The day started, as most recent days have started, grey and drizzly. It didn’t look at all appealing. It wasn’t that cold but the grey just made it miserable. Still, we had decided to go into Nora and walk along the lakeside path, so we packed up the puppies and drove into town.
And it wasn’t long before the sun came out, the grey went away and the blue sky was revealed. Combined with the new warmth, it was a wonderful day to be outside.
There’s a group of steam train enthusiasts at Nora. They have a station, a few carriages, track and engines. It’s at the beginning (or end) of the lakeside walk and we started there.
Walking down to the railway, the first normal gauge railway in Sweden, we noticed how many tourist type places are currently closed. This has nothing to do with the plague. Places like Nora close for the Season every year. They change from sleepy old towns into crowded visitor ridden places every summer. While it’s far more pleasant this time of year, there’s little to do and, unfortunately, there’s none of the famous Nora Glass.

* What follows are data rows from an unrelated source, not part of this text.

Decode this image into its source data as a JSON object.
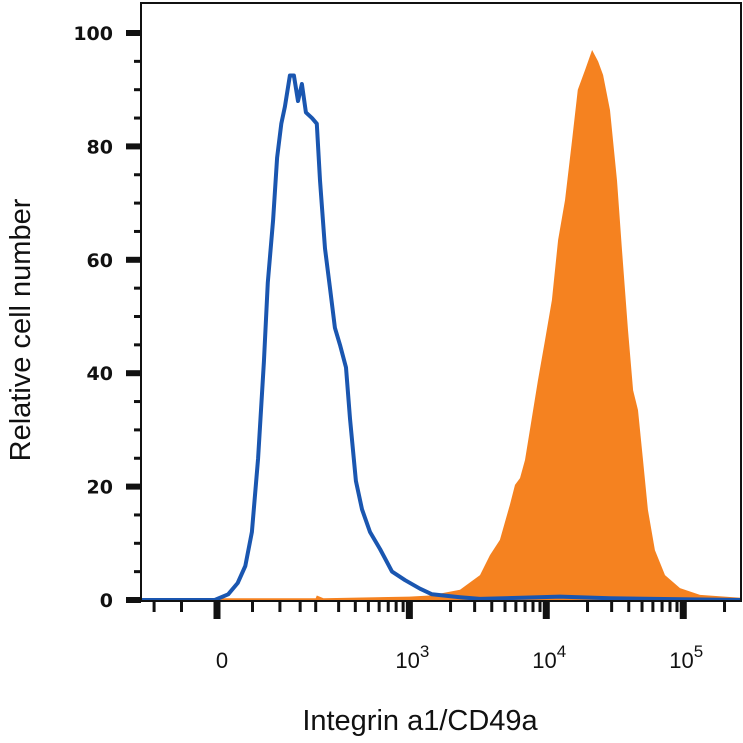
{
  "chart_data": {
    "type": "area",
    "title": "",
    "xlabel": "Integrin a1/CD49a",
    "ylabel": "Relative cell number",
    "x_scale": "biexponential",
    "xlim": [
      -130,
      262000
    ],
    "ylim": [
      0,
      105
    ],
    "y_ticks": [
      0,
      20,
      40,
      60,
      80,
      100
    ],
    "y_tick_labels": [
      "0",
      "20",
      "40",
      "60",
      "80",
      "100"
    ],
    "x_ticks": [
      0,
      1000,
      10000,
      100000
    ],
    "x_tick_labels": [
      {
        "base": "0",
        "exp": ""
      },
      {
        "base": "10",
        "exp": "3"
      },
      {
        "base": "10",
        "exp": "4"
      },
      {
        "base": "10",
        "exp": "5"
      }
    ],
    "grid": false,
    "legend": "none",
    "series": [
      {
        "style": "filled",
        "color": "#f58220",
        "x": [
          -130,
          100,
          200,
          204,
          230,
          1000,
          1415,
          2346,
          3280,
          3880,
          4590,
          5430,
          5910,
          6430,
          6990,
          7600,
          8700,
          9800,
          11000,
          12200,
          13700,
          15400,
          17000,
          19200,
          21600,
          23900,
          26000,
          29200,
          32800,
          35700,
          39500,
          43000,
          46700,
          50800,
          55200,
          62100,
          73500,
          94700,
          132500,
          262000
        ],
        "y": [
          0.3,
          0.3,
          0.3,
          0.8,
          0.3,
          0.6,
          0.8,
          1.8,
          4.4,
          7.9,
          10.6,
          16.8,
          20.3,
          21.5,
          24.7,
          30,
          38.8,
          45.9,
          52.9,
          63.5,
          70.5,
          81,
          90,
          93.5,
          97,
          95,
          92.6,
          86.4,
          74,
          61.7,
          47.6,
          37,
          33.5,
          24.7,
          15.9,
          8.8,
          4.4,
          2.1,
          0.9,
          0.4
        ]
      },
      {
        "style": "line",
        "color": "#1a56b0",
        "x": [
          -130,
          -3,
          15,
          28,
          39,
          49,
          59,
          69,
          76,
          86,
          94,
          103,
          111,
          123,
          133,
          144,
          155,
          167,
          187,
          204,
          216,
          236,
          258,
          281,
          307,
          341,
          365,
          404,
          448,
          514,
          609,
          746,
          930,
          1197,
          1463,
          2346,
          3280,
          12570,
          29150,
          262000
        ],
        "y": [
          0,
          0,
          1,
          3,
          6,
          12,
          25,
          42,
          56,
          67,
          78,
          84,
          87,
          92.5,
          92.5,
          88,
          91,
          86,
          85,
          84,
          74,
          62,
          55,
          48,
          45,
          41,
          32,
          21,
          16,
          12,
          9,
          5,
          3.5,
          2,
          1,
          0.5,
          0.2,
          0.6,
          0.3,
          0
        ]
      }
    ]
  }
}
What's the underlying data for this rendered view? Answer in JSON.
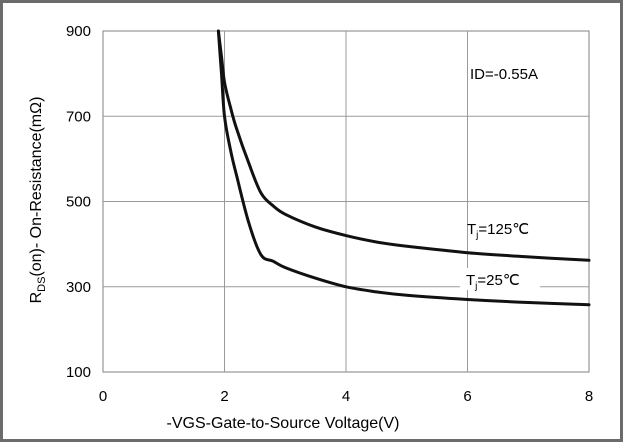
{
  "chart_data": {
    "type": "line",
    "title": "",
    "xlabel": "-VGS-Gate-to-Source  Voltage(V)",
    "ylabel_main": "R",
    "ylabel_sub": "DS",
    "ylabel_rest": "(on)- On-Resistance(mΩ)",
    "xlim": [
      0,
      8
    ],
    "ylim": [
      100,
      900
    ],
    "xticks": [
      "0",
      "2",
      "4",
      "6",
      "8"
    ],
    "yticks": [
      "100",
      "300",
      "500",
      "700",
      "900"
    ],
    "grid": true,
    "annotation": "ID=-0.55A",
    "series": [
      {
        "label_main": "T",
        "label_sub": "j",
        "label_rest": "=125℃",
        "color": "#111111",
        "x": [
          1.9,
          1.95,
          2.0,
          2.1,
          2.2,
          2.4,
          2.6,
          2.8,
          3.0,
          3.5,
          4.0,
          4.5,
          5.0,
          6.0,
          7.0,
          8.0
        ],
        "y": [
          900,
          840,
          780,
          720,
          670,
          590,
          520,
          490,
          470,
          440,
          420,
          405,
          395,
          380,
          370,
          362
        ]
      },
      {
        "label_main": "T",
        "label_sub": "j",
        "label_rest": "=25℃",
        "color": "#111111",
        "x": [
          1.9,
          1.95,
          2.0,
          2.1,
          2.2,
          2.4,
          2.6,
          2.8,
          3.0,
          3.5,
          4.0,
          4.5,
          5.0,
          6.0,
          7.0,
          8.0
        ],
        "y": [
          900,
          800,
          700,
          620,
          560,
          450,
          375,
          360,
          345,
          320,
          300,
          288,
          280,
          270,
          263,
          258
        ]
      }
    ]
  }
}
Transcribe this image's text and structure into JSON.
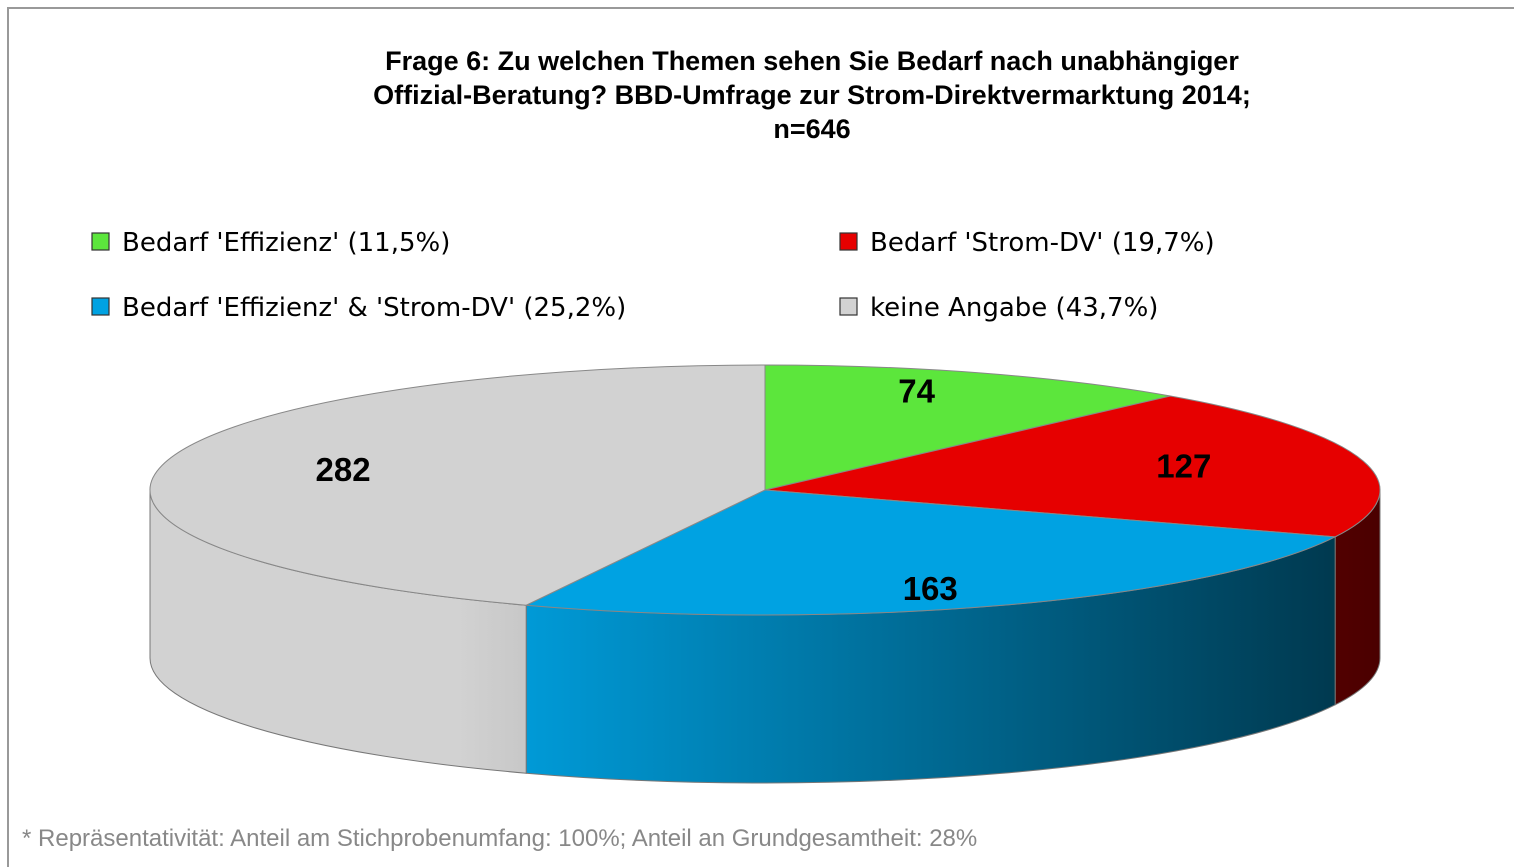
{
  "chart_data": {
    "type": "pie3d",
    "title": [
      "Frage 6: Zu welchen Themen sehen Sie Bedarf nach unabhängiger",
      "Offizial-Beratung? BBD-Umfrage zur Strom-Direktvermarktung 2014;",
      "n=646"
    ],
    "categories": [
      "Bedarf 'Effizienz' (11,5%)",
      "Bedarf 'Strom-DV' (19,7%)",
      "Bedarf 'Effizienz' & 'Strom-DV' (25,2%)",
      "keine Angabe (43,7%)"
    ],
    "values": [
      74,
      127,
      163,
      282
    ],
    "colors": [
      "#5ce63c",
      "#e60000",
      "#00a2e2",
      "#d2d2d2"
    ],
    "footnote": "* Repräsentativität: Anteil am Stichprobenumfang: 100%; Anteil an Grundgesamtheit: 28%"
  }
}
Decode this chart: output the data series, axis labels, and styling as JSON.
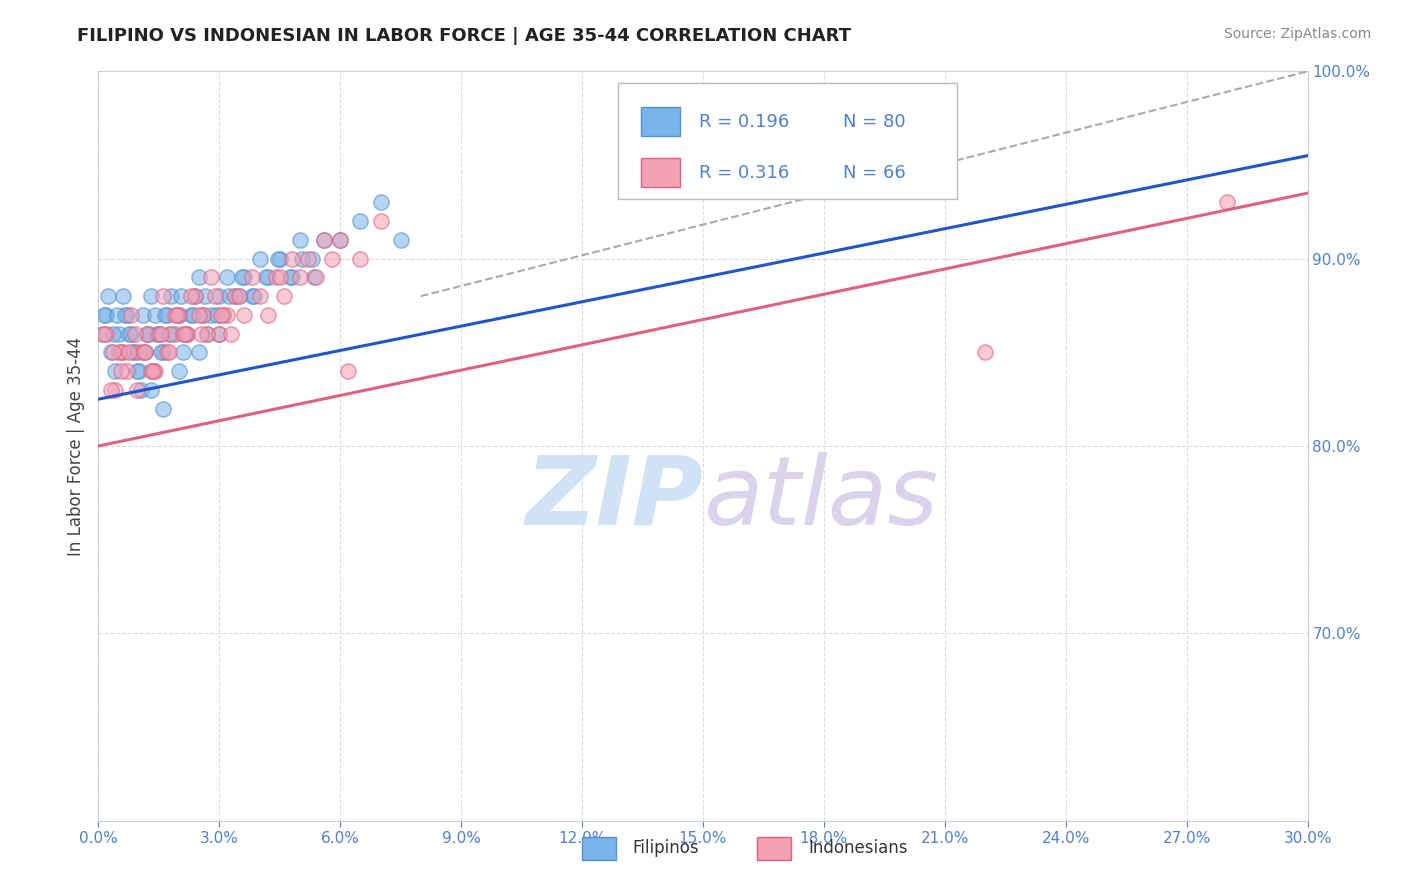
{
  "title": "FILIPINO VS INDONESIAN IN LABOR FORCE | AGE 35-44 CORRELATION CHART",
  "source": "Source: ZipAtlas.com",
  "ylabel": "In Labor Force | Age 35-44",
  "legend_filipino_r": "R = 0.196",
  "legend_filipino_n": "N = 80",
  "legend_indonesian_r": "R = 0.316",
  "legend_indonesian_n": "N = 66",
  "filipino_color": "#7ab3e8",
  "filipino_edge": "#5090d0",
  "indonesian_color": "#f4a0b5",
  "indonesian_edge": "#e06080",
  "trend_filipino_color": "#2255cc",
  "trend_indonesian_color": "#e06080",
  "trend_gray_color": "#aaaaaa",
  "xlim": [
    0.0,
    30.0
  ],
  "ylim": [
    60.0,
    100.0
  ],
  "xtick_step": 3.0,
  "ytick_vals": [
    70.0,
    80.0,
    90.0,
    100.0
  ],
  "tick_color": "#5080d0",
  "grid_color": "#dddddd",
  "title_color": "#222222",
  "source_color": "#888888",
  "ylabel_color": "#444444",
  "watermark_zip_color": "#c8dff5",
  "watermark_atlas_color": "#d5cce8",
  "filipino_x": [
    0.1,
    0.2,
    0.3,
    0.4,
    0.5,
    0.6,
    0.7,
    0.8,
    0.9,
    1.0,
    1.1,
    1.2,
    1.3,
    1.4,
    1.5,
    1.6,
    1.7,
    1.8,
    1.9,
    2.0,
    2.1,
    2.2,
    2.3,
    2.4,
    2.5,
    2.6,
    2.7,
    2.8,
    3.0,
    3.2,
    3.4,
    3.6,
    3.8,
    4.0,
    4.2,
    4.5,
    4.8,
    5.0,
    5.3,
    5.6,
    0.15,
    0.25,
    0.35,
    0.45,
    0.55,
    0.65,
    0.75,
    0.85,
    0.95,
    1.05,
    1.15,
    1.25,
    1.35,
    1.45,
    1.55,
    1.65,
    1.75,
    2.05,
    2.35,
    2.65,
    2.95,
    3.25,
    3.55,
    3.85,
    4.15,
    4.45,
    4.75,
    5.05,
    5.35,
    6.0,
    6.5,
    7.0,
    7.5,
    1.3,
    1.6,
    2.0,
    2.5,
    3.0,
    3.5,
    18.0
  ],
  "filipino_y": [
    86,
    87,
    85,
    84,
    86,
    88,
    87,
    86,
    85,
    84,
    87,
    86,
    88,
    87,
    86,
    85,
    87,
    88,
    86,
    87,
    85,
    86,
    87,
    88,
    89,
    87,
    86,
    87,
    88,
    89,
    88,
    89,
    88,
    90,
    89,
    90,
    89,
    91,
    90,
    91,
    87,
    88,
    86,
    87,
    85,
    87,
    86,
    85,
    84,
    83,
    85,
    86,
    84,
    86,
    85,
    87,
    86,
    88,
    87,
    88,
    87,
    88,
    89,
    88,
    89,
    90,
    89,
    90,
    89,
    91,
    92,
    93,
    91,
    83,
    82,
    84,
    85,
    86,
    88,
    96
  ],
  "indonesian_x": [
    0.2,
    0.4,
    0.6,
    0.8,
    1.0,
    1.2,
    1.4,
    1.6,
    1.8,
    2.0,
    2.2,
    2.4,
    2.6,
    2.8,
    3.0,
    3.2,
    3.4,
    3.6,
    3.8,
    4.0,
    4.2,
    4.4,
    4.6,
    4.8,
    5.0,
    5.2,
    5.4,
    5.6,
    5.8,
    6.0,
    6.5,
    7.0,
    0.3,
    0.5,
    0.7,
    0.9,
    1.1,
    1.3,
    1.5,
    1.7,
    1.9,
    2.1,
    2.3,
    2.5,
    2.7,
    2.9,
    3.1,
    3.3,
    3.5,
    4.5,
    0.15,
    0.35,
    0.55,
    0.75,
    0.95,
    1.15,
    1.35,
    1.55,
    1.75,
    1.95,
    2.15,
    2.55,
    3.05,
    6.2,
    22.0,
    28.0
  ],
  "indonesian_y": [
    86,
    83,
    85,
    87,
    85,
    86,
    84,
    88,
    86,
    87,
    86,
    88,
    87,
    89,
    86,
    87,
    88,
    87,
    89,
    88,
    87,
    89,
    88,
    90,
    89,
    90,
    89,
    91,
    90,
    91,
    90,
    92,
    83,
    85,
    84,
    86,
    85,
    84,
    86,
    85,
    87,
    86,
    88,
    87,
    86,
    88,
    87,
    86,
    88,
    89,
    86,
    85,
    84,
    85,
    83,
    85,
    84,
    86,
    85,
    87,
    86,
    86,
    87,
    84,
    85,
    93
  ],
  "trend_blue_x0": 0.0,
  "trend_blue_y0": 82.5,
  "trend_blue_x1": 30.0,
  "trend_blue_y1": 95.5,
  "trend_pink_x0": 0.0,
  "trend_pink_y0": 80.0,
  "trend_pink_x1": 30.0,
  "trend_pink_y1": 93.5,
  "trend_gray_x0": 8.0,
  "trend_gray_y0": 88.0,
  "trend_gray_x1": 30.0,
  "trend_gray_y1": 100.0
}
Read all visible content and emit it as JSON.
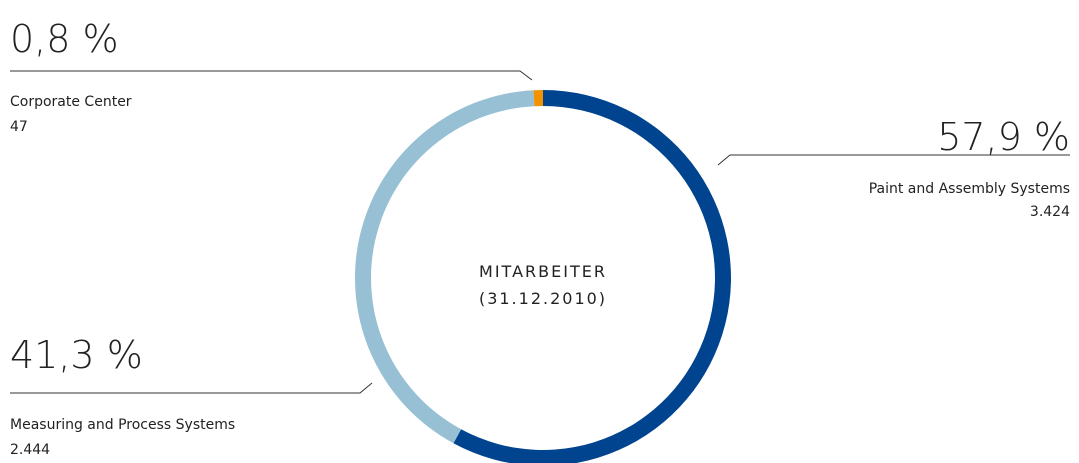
{
  "chart_data": {
    "type": "donut",
    "center_title": "MITARBEITER",
    "center_subtitle": "(31.12.2010)",
    "categories": [
      "Paint and Assembly Systems",
      "Measuring and Process Systems",
      "Corporate Center"
    ],
    "values": [
      57.9,
      41.3,
      0.8
    ],
    "value_labels": [
      "57,9 %",
      "41,3 %",
      "0,8 %"
    ],
    "counts": [
      "3.424",
      "2.444",
      "47"
    ],
    "colors": [
      "#00438f",
      "#97c0d4",
      "#f39200"
    ]
  }
}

Nora Glass, for the uninitiated, is a small business, started in 1923 in the (almost) centre of town. It makes ice cream, fresh every day. Three flavours, every day: Vanilla, hazelnut and one other, determined each day. It is also available at two other places in town. But not this time of year. Given my love of ice cream, this is very sad.
There’s also a historic house and garden to visit. But not this time of year, which made Mirinda sad. And, of course, the railway and attached museum.
So, that’s a list of things we didn’t do today. We did walk along the lake and find the bust of Maria Lang though.
Born in 1914 as Dagmar Lange, she was a prolific writer of murder mysteries, much like Agatha Christie. She wrote either 42 or 49 novels, depending on what information you read, and is credited as being the first Swedish writer of detective fiction.
She was born in Västerås (the place that Ryan warned us about in The Hairy Pig), but was moved by her parents to Lindesberg before she was one. Then her father died and, after her mother remarried, she was moved to Nora which remained home for her. She died aged 77 in 1991.
Most of her novels take place in Skoga, a fictional town which was mostly based on Nora. Fans of her books and the movies adapted from them, come to Nora just to walk the streets and see the sights that she wrote about.
Presumably, Skoga has a lake for it to sit beside.
Having never read Lange’s books or even heard of the fictional town of Skoga, I have no idea whether it has a Greek Restaurant. But Nora does, and we returned there today to have lunch. Mainly because they allow dogs and also because the food is very good.
They serve a special lunch menu for 100kr. You choose an item from the list and that’s your lunch. We confused them a bit by wanting three for two of us. But it was soon sorted out and we had a very fine, food filling time.
The reason we had three meals was because this was going to be our main meal of the day. We were looking forward to a bord type supper (as Sarah would call it) so Mirinda went back to the Nora deli for some wonderful cheese, meat and Easter treats.
Rather than just head home, we stopped off at the big cemetery which we’ve driven by each time we go into Nora. It’s a beautiful sweeping landscape with little box walled off squares containing burial plots and headstones. There are gullies and a burbling stream. There’s a chapel with a detached belfry. There’s a lake for it to overlook.
It’s very peaceful. If the dead realised what was happening, they’d be well pleased with such a location for their eternal rest.
It’s one of three cemeteries in Nora. In town there’s the North and South Churchyards and, outside town there’s this, the Karlslunds Kyrkogård. And, while there’s a main road which runs beside it, it’s way more peaceful than the UNESCO World Heritage Skogskyrkogården which we visited back in November.
Opened in 1954 and enlarged in 1989, Karlsunds Kyrkogård sits up above Lake Norasjön (which is Lake Nora Lake in English) and the older part, according to the website, ‘consists of rectangular blocks located on terraces down to the lake.’ While the newer bit ‘has a more rounded shape with paved corridors.’ It’s all very beautiful and peaceful.
While we visited, a couple of groups turned up to tend the graves of their relatives. This is a big thing in Sweden. You can tell the graves that no longer have living relatives to tend them. They are overgrown and neglected.
Which reminds me, it’s not just final resting places that the Swedish people care about. It seems they go out of their way for everyone’s comfort.
I came across this attached to the side of a public toilet in Nora.
And, unlike the UK at least, the air is free.
Upon returning from our brief sojourn among the dead, we settled in on the outside terrace for a few hours of reading, gin and beer as the sun gradually disappeared and the temperature dropped.
What a splendid day it turned out to be. And supper was fantastic too.